Manitoba is launching a new post-secondary education strategy with the goal of helping to grow the province’s economy, Advanced Education, Skills and Immigration Minister Wayne Ewasko announced Monday.
Ewasko said the Skills, Talent and Knowledge Strategy will focus on making sure Manitobans have the necessary training to speed up the province’s recovery from the economic effects of COVID-19.
“We are proud to launch this strategy to support efforts to create jobs in our new landscape,” said Ewasko.
“As we navigate our way forward, the goal of the strategy is to ensure we have the people with the right skills, talent and knowledge at the right time, to rebound from the effects of the pandemic and support economic resilience and growth.”
The strategy, developed with post-secondary and industry partners, and based on info gathered at public engagement sessions, will focus on anticipating skills needed for the future, aligning education and training to labour markets, entrepreneurship and innovation, and growing and retaining talent.

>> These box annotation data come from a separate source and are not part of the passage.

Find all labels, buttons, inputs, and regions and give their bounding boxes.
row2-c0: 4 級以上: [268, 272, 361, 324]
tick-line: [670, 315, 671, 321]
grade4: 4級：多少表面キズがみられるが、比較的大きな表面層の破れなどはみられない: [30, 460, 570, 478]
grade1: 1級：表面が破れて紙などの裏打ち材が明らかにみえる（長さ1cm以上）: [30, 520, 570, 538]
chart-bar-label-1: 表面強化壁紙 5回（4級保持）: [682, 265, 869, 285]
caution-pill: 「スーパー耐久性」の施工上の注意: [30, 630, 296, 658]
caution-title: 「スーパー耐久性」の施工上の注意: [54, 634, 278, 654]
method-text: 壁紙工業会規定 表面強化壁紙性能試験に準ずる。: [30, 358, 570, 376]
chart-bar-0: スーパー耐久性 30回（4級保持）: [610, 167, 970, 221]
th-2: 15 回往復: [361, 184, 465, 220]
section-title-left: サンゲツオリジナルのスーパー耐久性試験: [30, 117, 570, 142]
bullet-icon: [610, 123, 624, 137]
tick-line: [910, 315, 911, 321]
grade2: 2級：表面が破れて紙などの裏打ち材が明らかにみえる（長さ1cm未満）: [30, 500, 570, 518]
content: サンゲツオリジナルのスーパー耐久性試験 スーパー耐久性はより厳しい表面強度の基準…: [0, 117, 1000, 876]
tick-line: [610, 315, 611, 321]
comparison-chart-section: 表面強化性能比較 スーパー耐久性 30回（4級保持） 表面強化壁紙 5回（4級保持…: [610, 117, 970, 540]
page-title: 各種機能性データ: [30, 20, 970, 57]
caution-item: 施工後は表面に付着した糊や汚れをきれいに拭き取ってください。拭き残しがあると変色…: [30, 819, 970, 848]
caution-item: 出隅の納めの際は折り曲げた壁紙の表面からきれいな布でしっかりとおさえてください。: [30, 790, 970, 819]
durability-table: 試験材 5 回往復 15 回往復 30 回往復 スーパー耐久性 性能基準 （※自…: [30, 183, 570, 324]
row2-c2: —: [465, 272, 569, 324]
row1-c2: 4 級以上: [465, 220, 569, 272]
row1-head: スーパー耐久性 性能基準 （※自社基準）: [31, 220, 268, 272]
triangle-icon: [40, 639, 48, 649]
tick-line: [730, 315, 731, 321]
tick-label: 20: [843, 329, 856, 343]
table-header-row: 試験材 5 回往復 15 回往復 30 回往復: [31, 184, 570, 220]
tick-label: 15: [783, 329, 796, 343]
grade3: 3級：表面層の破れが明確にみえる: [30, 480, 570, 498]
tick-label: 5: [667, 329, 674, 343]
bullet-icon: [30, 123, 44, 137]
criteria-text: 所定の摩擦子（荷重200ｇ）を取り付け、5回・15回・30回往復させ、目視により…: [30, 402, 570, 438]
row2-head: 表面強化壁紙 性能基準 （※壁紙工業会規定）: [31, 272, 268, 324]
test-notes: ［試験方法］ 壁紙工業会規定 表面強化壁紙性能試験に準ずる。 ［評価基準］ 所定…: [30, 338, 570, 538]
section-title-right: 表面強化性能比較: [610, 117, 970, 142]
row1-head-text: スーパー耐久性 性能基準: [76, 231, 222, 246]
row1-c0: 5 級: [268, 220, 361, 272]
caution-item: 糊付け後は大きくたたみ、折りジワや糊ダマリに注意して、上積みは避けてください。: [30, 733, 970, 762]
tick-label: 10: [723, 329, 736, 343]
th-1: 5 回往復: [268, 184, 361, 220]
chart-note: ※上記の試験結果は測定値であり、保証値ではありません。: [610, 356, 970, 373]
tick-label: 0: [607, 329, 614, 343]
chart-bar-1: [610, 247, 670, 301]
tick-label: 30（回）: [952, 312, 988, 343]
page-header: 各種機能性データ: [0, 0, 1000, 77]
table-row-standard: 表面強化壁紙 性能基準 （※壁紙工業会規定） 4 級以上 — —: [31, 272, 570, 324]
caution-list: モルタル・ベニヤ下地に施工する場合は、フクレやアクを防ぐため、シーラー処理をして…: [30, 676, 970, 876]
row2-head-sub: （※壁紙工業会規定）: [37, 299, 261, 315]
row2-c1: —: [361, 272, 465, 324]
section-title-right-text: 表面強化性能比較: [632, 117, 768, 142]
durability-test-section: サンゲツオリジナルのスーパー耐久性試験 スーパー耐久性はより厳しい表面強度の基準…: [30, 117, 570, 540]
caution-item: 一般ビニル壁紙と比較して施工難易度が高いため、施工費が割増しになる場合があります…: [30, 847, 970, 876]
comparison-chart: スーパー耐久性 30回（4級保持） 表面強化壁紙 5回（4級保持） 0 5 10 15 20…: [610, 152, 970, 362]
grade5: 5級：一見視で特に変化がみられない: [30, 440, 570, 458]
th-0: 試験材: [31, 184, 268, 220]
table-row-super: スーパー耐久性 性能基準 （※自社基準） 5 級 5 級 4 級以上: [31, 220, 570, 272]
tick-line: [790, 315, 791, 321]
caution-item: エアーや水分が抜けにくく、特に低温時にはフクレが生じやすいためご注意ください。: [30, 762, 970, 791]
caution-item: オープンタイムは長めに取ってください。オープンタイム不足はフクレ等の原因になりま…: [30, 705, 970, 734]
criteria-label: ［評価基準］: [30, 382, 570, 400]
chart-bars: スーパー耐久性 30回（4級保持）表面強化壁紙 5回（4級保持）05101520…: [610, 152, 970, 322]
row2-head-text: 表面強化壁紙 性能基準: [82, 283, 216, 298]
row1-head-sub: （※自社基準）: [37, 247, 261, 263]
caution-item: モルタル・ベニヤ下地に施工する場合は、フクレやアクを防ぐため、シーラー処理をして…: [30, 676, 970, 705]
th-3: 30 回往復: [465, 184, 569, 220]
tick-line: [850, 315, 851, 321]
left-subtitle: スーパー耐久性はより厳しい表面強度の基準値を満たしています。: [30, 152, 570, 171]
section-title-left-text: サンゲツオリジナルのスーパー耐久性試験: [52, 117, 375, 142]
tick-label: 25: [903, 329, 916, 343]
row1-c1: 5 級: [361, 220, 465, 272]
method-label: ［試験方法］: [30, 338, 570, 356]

“We are confident the Skills, Talent and Knowledge Strategy will guide efforts to build a system of advanced education that will leverage Manitoba’s strengths, grow the economy and deliver a brighter future for Manitobans,” said Ewasko.
Manitoba Liberal leader Dougald Lamont, however, called the announcement ‘bully tactics’ from the province.
“This is (Premier Brian) Pallister using bully tactics and threats to gut higher education, using a Tennessee plan from 1979 that is divorced from today’s reality,” said Lamont in a statement Monday.
“We know what universities and colleges need, and it is the exact opposite of what the PCs have done and what they are proposing.”
Lamont said a number of U.S. states had already abandoned similar plans by 2014.